Интересные наблюдения над акростишной тайнописью «Слова» приводит А. Гогешвили, посвятивший разбору этого вопроса свою книгу «Акростих в «Слове о полку Игоревом» и других памятниках русской письменности XI-XIII веков». Так, в частности, зашифрованные в обращениях к князьям оскорбления говорят, что это никакая не хвала им, а самые настоящие «хула» и «лихоречье», пример которых особенно ярко виден в обращении ко Всеволоду:

ТЫ бо можешь посуху ЖИвыми шерширы стреляти, УДАлыми сынами Глебовы,

где вертикальное прочтение краестиший сверху вниз дает четкое прочтение фразы «ТЫ Ж ИУДА».

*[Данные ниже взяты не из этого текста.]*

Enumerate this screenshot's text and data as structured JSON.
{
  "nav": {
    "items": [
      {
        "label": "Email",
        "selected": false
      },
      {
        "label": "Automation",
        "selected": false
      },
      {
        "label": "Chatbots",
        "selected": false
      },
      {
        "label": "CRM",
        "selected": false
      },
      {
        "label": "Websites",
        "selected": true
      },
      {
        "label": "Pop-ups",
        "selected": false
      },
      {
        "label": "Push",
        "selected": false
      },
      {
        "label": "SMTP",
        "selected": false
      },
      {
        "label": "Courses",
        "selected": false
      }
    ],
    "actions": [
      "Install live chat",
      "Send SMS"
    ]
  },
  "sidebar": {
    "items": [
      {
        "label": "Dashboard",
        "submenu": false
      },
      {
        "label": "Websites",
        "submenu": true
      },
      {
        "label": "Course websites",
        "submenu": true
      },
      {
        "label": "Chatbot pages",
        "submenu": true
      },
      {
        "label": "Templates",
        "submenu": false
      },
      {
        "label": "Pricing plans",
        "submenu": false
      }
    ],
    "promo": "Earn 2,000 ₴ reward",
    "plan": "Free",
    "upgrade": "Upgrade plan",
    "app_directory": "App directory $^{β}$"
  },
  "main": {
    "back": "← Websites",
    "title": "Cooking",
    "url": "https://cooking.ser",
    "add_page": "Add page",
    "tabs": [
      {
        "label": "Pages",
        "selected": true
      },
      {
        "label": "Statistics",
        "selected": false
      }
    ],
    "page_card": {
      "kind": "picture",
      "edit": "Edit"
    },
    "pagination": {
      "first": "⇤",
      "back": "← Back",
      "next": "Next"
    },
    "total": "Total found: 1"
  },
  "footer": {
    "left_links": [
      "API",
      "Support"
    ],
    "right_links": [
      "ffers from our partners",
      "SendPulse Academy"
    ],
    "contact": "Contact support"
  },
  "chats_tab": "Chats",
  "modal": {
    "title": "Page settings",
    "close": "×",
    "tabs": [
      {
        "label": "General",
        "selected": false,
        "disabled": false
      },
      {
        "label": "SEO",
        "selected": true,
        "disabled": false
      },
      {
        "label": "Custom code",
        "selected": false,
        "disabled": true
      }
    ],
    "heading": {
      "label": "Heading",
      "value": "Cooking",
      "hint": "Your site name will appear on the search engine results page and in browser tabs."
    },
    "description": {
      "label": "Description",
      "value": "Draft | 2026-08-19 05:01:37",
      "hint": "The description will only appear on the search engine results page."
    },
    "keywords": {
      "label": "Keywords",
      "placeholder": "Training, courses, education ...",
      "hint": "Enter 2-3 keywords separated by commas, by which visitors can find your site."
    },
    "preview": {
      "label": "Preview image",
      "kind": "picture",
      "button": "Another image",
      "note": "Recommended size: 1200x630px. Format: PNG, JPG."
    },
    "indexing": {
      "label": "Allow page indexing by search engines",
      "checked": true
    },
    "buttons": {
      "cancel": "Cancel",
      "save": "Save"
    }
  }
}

В «Слове» вообще почти нет слов, не обладающих тайным смыслом. «Плък» в значении воинского похода накладывается на «плък» в значении «свадебный поезд»; помогший Игорю бежать из плена половец Влур, переведший для него лошадей на другой берег Тора, перекликается с православными святыми Флором и Лавром, являющимися покровителями лошадей; Каяла, обозначающая реальную реку, на которой произошла свадьба-битва, несет в себе в то же время и код «покаяния», и эхо обрядового свадебного «каяния»-»хаяния», и характеристику «окаянности» всего на ней случившегося, и намек на «Каиново» предательство Святослава по отношению к Игорю...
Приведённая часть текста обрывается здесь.